I didn't jump. I took a tiny step and there the conclusions were.

Bean's new word (and it's used properly almost exclusively) is "apparently". As in:

Mommy: Bean, what are you doing?
Bean: Eating my lamb, apparently.

Apparently so.


Yesterday was a long day. Just long.

The pre-5:00 wake up led to a pre-9:00 nap for both girls, with both sleeping a good 1.5-2 hours. I had promised Bean that if she napped, we could go to Chuck-A-Cheese (there's no point correcting her on the "E" part). Since she did, we did. I have like a quadrillion tokens left over from her party and other parties, so it was just the pizza cash outlay and thus a cheap date.

It started on a banner note when she freaked about the monster truck that had been, until she sat in it, her whole damn raison d'etre. Then it started, and so did the freak scene. I lifted her out, she and Miss O rode the very tame roller coaster simulator, then we ate. While we were eating, O was laughing and clapping about the bigger roller coaster simulator, so I decided to take her on it.

Cue freak scene numero dos. Bean is crying hysterically that she doesn't want us to ride it, and figuring it would abate quickly, I just told her we were and got on. O loved it.
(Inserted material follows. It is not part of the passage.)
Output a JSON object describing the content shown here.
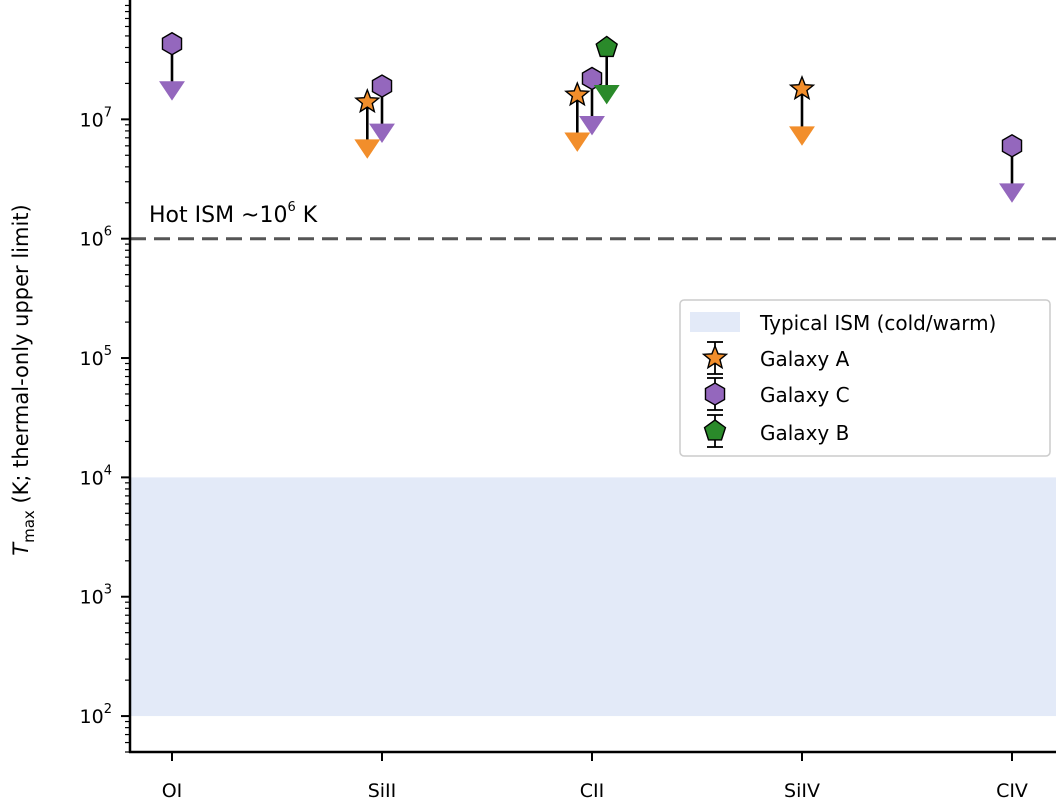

Bean stood outside the ride and cried/screamed/yelled the entire time.

The rest of our time there was better, although watching Bean and Miss O play air hockey would have made up for just about any other badness that occurred. I had O in a high chair (oh, Bean did a mini-freak about me not putting her in one) so she could at least see the table, and they both scored points by absolute accident. I wish I'd had my camera ...

Leaving Chuck-A was yet another horror scene, with Bean running away from me - at least she stayed on the sidewalk - and refusing to get in the car. I threatened to leave her, no dice. I took her beloved reindeer Clarice and what was a freak out ratcheted up to what probably looked like a full-on abduction by the time I got her in the car. She was screaming and crying, so I screamed back at her and stopped the van at a furniture store and told her she could either stop or I'd just let her out here because they had comfy beds she could take a nap in.

Not my finest moment, but she was freaking O out and my wafer-thin patience was at that point stretched to breaking. It got her to calm down enough for me to talk to her and give her logic and rationale, as well as an idea of when and how she would get Clarice back.

Like an idiot, I made another stop on the way home. And endured yet another public freak scene and this time a few judgy looks as I struggled to cope. One of the women got into some ad-magneted car advertising some granola-minded kids thing, so I'm sure she's gone back to the other granolas and told them about the awful mom at the consignment store. I keep checking (hoping) she posts to the local AP list about me, since there's always a handful of folks on there who feel it's their place to make assumptions about the quality of mothers they see in public.

When you hear a mom total demean and berate their child, tell them (in so many words) they don't like or want them, and/or really hit their kid in public, that may be an opportunity to mount your high horse and take your tiny step to your conclusions. Hell, I do it when it's painfully obvious. But parenting Bean and trying (and often failing miserably) to be a card-carrying AP momma has taught me the value of the benefit of the doubt. Now, unless I see something egregious, my first instinct with a frazzled mom and kid that's being a turd is "I wonder how long that kid has been acting like that?" I actually assume they've been rock-solid good moms all day, in the face of total turdery from their kid(s), and I just happened on the straw that broke the camel's back.

And since O's naps were all messed up yesterday, she was absolutely faklempt by the time the evening rolled around, and I was treated to no fewer than 5 of her latest Oscar-nominated meltdowns. We're talking a collapse to the floor and screams that would be more apropos were I doing some sort of torture combined with all the cats ignoring her. Meltdowns that are like black holes of communication, where there is nothing verbal that can reach her. You have to stop everything, pick her up and console her. And don't even think of putting her back down once the waterworks have shut down and she's smiling. Dinnertime, after dinner clean up, bedtime prep and Bean's story time are not at all conducive to the level of response that O requires when she's reached her zenith, so her drama queen evenings just suck.


Fortunately, today is an easy day for me. Bean has school, Dave's taking Miss O to her urologist appointment and then keeping her and Bean tonight, and I'm attending another job-related seminar about using LinkedIn to maximize job search results. And then I believe there will be a glass of wine, a hot bath and a good night's sleep in my future.


Rebecca said...

Reading these make me really miss the girls..... a lot!! I really wish I could be there to help out. Would Dave pay me to be the nanny?? ;)

good luck with the linkedIn thing, and enjoy your wind :)

Rebecca said...

haha! WINE!! :)

wrongshoes said...

I've had those days... they're rough!

I just brought Transforming the Difficult Child back to the library... maybe you can get it before someone else does!